D’ailleurs, Nausea provoque un peu le même genre de nausée qu’on a ressentie à l’écoute de When the Kite String Pops, le culot et le dégoût en moins. Ici, on joue Heavy, mais aéré, pas trop claustrophobe pour ne pas refiler de bad trip, guitares en avant, mais basse qui roule des mécaniques à la Rex Brown, malgré un groove totalement absent et une fascination pour les thèmes les plus lourds et poisseux. Poisseux, mais pas trop, poisson ou verseau, je ne sais pas, mais ce second LP doit avoir un méchant bon thème astral vu les sensations épidermiques qu’il donne. Sorti à compte d’auteur, il représente en quelque sorte le classicisme du sud des Etats-Unis dans toute sa splendeur, mais aussi le meilleur de ce mouvement d’ours mal léchés qui voient l’évolution du Heavy d’un mauvais œil. Et c’est ainsi que doté d’une production méchamment rêche et abrasive, le trio (J. Romagosa - guitare/chant/textes, L. Condes - batterie et un peu de guitare, E. Cole - basse et un peu de guitare aussi, on partage) nous délivre un genre de journal de bord d’une journée comme les autres pour eux, passée, à composer, à picoler, à fumer, pour accoucher de morceaux à la lisière du Doom et du Stoner salement psychédélique. Un peu 13TH FLOOR ELEVATORS, beaucoup BLACK SABBATH, un peu ST VITUS, vachement DOWN et EYEHATEGOD, subtilement Desert Rock, mais pas celui qui vous emmène à Joshua Tree, celui qui vous perd dans le sable le gosier asséché, et prêt à sucer un cactus.

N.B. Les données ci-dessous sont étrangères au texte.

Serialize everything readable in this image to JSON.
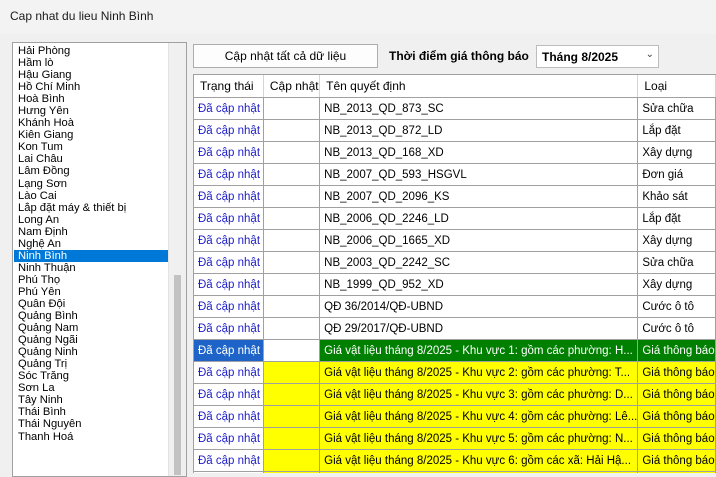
{
  "window": {
    "title": "Cap nhat du lieu Ninh Bình"
  },
  "provinces": {
    "items": [
      "Hải Phòng",
      "Hầm lò",
      "Hậu Giang",
      "Hồ Chí Minh",
      "Hoà Bình",
      "Hưng Yên",
      "Khánh Hoà",
      "Kiên Giang",
      "Kon Tum",
      "Lai Châu",
      "Lâm Đồng",
      "Lạng Sơn",
      "Lào Cai",
      "Lắp đặt máy & thiết bị",
      "Long An",
      "Nam Định",
      "Nghệ An",
      "Ninh Bình",
      "Ninh Thuận",
      "Phú Thọ",
      "Phú Yên",
      "Quân Đội",
      "Quảng Bình",
      "Quảng Nam",
      "Quảng Ngãi",
      "Quảng Ninh",
      "Quảng Trị",
      "Sóc Trăng",
      "Sơn La",
      "Tây Ninh",
      "Thái Bình",
      "Thái Nguyên",
      "Thanh Hoá"
    ],
    "selected_index": 17
  },
  "toolbar": {
    "update_all_label": "Cập nhật tất cả dữ liệu",
    "time_label": "Thời điểm giá thông báo",
    "period_value": "Tháng 8/2025"
  },
  "grid": {
    "headers": [
      "Trạng thái",
      "Cập nhật",
      "Tên quyết định",
      "Loại"
    ],
    "rows": [
      {
        "status": "Đã cập nhật",
        "update": "",
        "name": "NB_2013_QD_873_SC",
        "type": "Sửa chữa",
        "style": ""
      },
      {
        "status": "Đã cập nhật",
        "update": "",
        "name": "NB_2013_QD_872_LD",
        "type": "Lắp đặt",
        "style": ""
      },
      {
        "status": "Đã cập nhật",
        "update": "",
        "name": "NB_2013_QD_168_XD",
        "type": "Xây dựng",
        "style": ""
      },
      {
        "status": "Đã cập nhật",
        "update": "",
        "name": "NB_2007_QD_593_HSGVL",
        "type": "Đơn giá",
        "style": ""
      },
      {
        "status": "Đã cập nhật",
        "update": "",
        "name": "NB_2007_QD_2096_KS",
        "type": "Khảo sát",
        "style": ""
      },
      {
        "status": "Đã cập nhật",
        "update": "",
        "name": "NB_2006_QD_2246_LD",
        "type": "Lắp đặt",
        "style": ""
      },
      {
        "status": "Đã cập nhật",
        "update": "",
        "name": "NB_2006_QD_1665_XD",
        "type": "Xây dựng",
        "style": ""
      },
      {
        "status": "Đã cập nhật",
        "update": "",
        "name": "NB_2003_QD_2242_SC",
        "type": "Sửa chữa",
        "style": ""
      },
      {
        "status": "Đã cập nhật",
        "update": "",
        "name": "NB_1999_QD_952_XD",
        "type": "Xây dựng",
        "style": ""
      },
      {
        "status": "Đã cập nhật",
        "update": "",
        "name": "QĐ 36/2014/QĐ-UBND",
        "type": "Cước ô tô",
        "style": ""
      },
      {
        "status": "Đã cập nhật",
        "update": "",
        "name": "QĐ 29/2017/QĐ-UBND",
        "type": "Cước ô tô",
        "style": ""
      },
      {
        "status": "Đã cập nhật",
        "update": "",
        "name": "Giá vật liệu tháng 8/2025 - Khu vực 1: gồm các phường: H...",
        "type": "Giá thông báo",
        "style": "sel"
      },
      {
        "status": "Đã cập nhật",
        "update": "",
        "name": "Giá vật liệu tháng 8/2025 - Khu vực 2: gồm các phường: T...",
        "type": "Giá thông báo",
        "style": "hl"
      },
      {
        "status": "Đã cập nhật",
        "update": "",
        "name": "Giá vật liệu tháng 8/2025 - Khu vực 3: gồm các phường: D...",
        "type": "Giá thông báo",
        "style": "hl"
      },
      {
        "status": "Đã cập nhật",
        "update": "",
        "name": "Giá vật liệu tháng 8/2025 - Khu vực 4: gồm các phường: Lê...",
        "type": "Giá thông báo",
        "style": "hl"
      },
      {
        "status": "Đã cập nhật",
        "update": "",
        "name": "Giá vật liệu tháng 8/2025 - Khu vực 5: gồm các phường: N...",
        "type": "Giá thông báo",
        "style": "hl"
      },
      {
        "status": "Đã cập nhật",
        "update": "",
        "name": "Giá vật liệu tháng 8/2025 - Khu vực 6: gồm các xã: Hải Hậ...",
        "type": "Giá thông báo",
        "style": "hl"
      },
      {
        "status": "",
        "update": "",
        "name": "",
        "type": "",
        "style": "hl"
      }
    ]
  },
  "colors": {
    "selection_blue": "#0078d7",
    "status_link": "#1c1cc8",
    "selected_row_green": "#008000",
    "highlight_yellow": "#ffff00"
  },
  "icons": {
    "dropdown": "chevron-down-icon"
  }
}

C’est formel, ne le nions pas, mais avec ces interludes malins qui ne durent qu’une poignée de secondes, ces longues digressions en forme d’improvisation, l’album est très bien agencé, et ne lasse jamais, un bon point pour ce genre de musique. Ce qui n’empêche guère les musiciens d’appuyer, de faire mal, d’insister, jusqu’à ce que la corde de mi lâche, pour aller jusqu’au bout du truc. Doom, certes, mais pas uniquement, malgré des machins qui pèsent sur l’âme comme « Charybdis », mais qui finalement cèdent sous les coups de boutoir du Rock, puisque c’est bien de ça dont il s’agit. Du Rock joué Heavy certes, mais libre, affranchi des contraintes de la musique trop calibrée, pour se sentir vivant, et penser qu’on fait finalement ce que l’on veut. Et moi qui ne suis guère tenté par l’exercice, me suis laissé prendre au jeu, et j’ai même accepté de tirer une taffe sur le bong pour me mettre dans l’ambiance. Cette ambiance bizarre et changeante comme une humeur sous stupéfiants, qui passe de la montée d’adrénaline courte mais euphorique (« Father Inire's Mirrors »), à la transe qui danse et module le paysage (« Scylla »), jusqu’à avoir la foi en un Dieu qui peut être n’importe lequel, mais qui pardonne tous les péchés avec un rictus complice. Tiens, ce Dieu-là aime le fuzz, les gros riffs qui rebondissent sur les toms, et qui provoquent le spectre encore vivant d’Ozzy pour animer une witchboard DOWN (« Bad Faith »).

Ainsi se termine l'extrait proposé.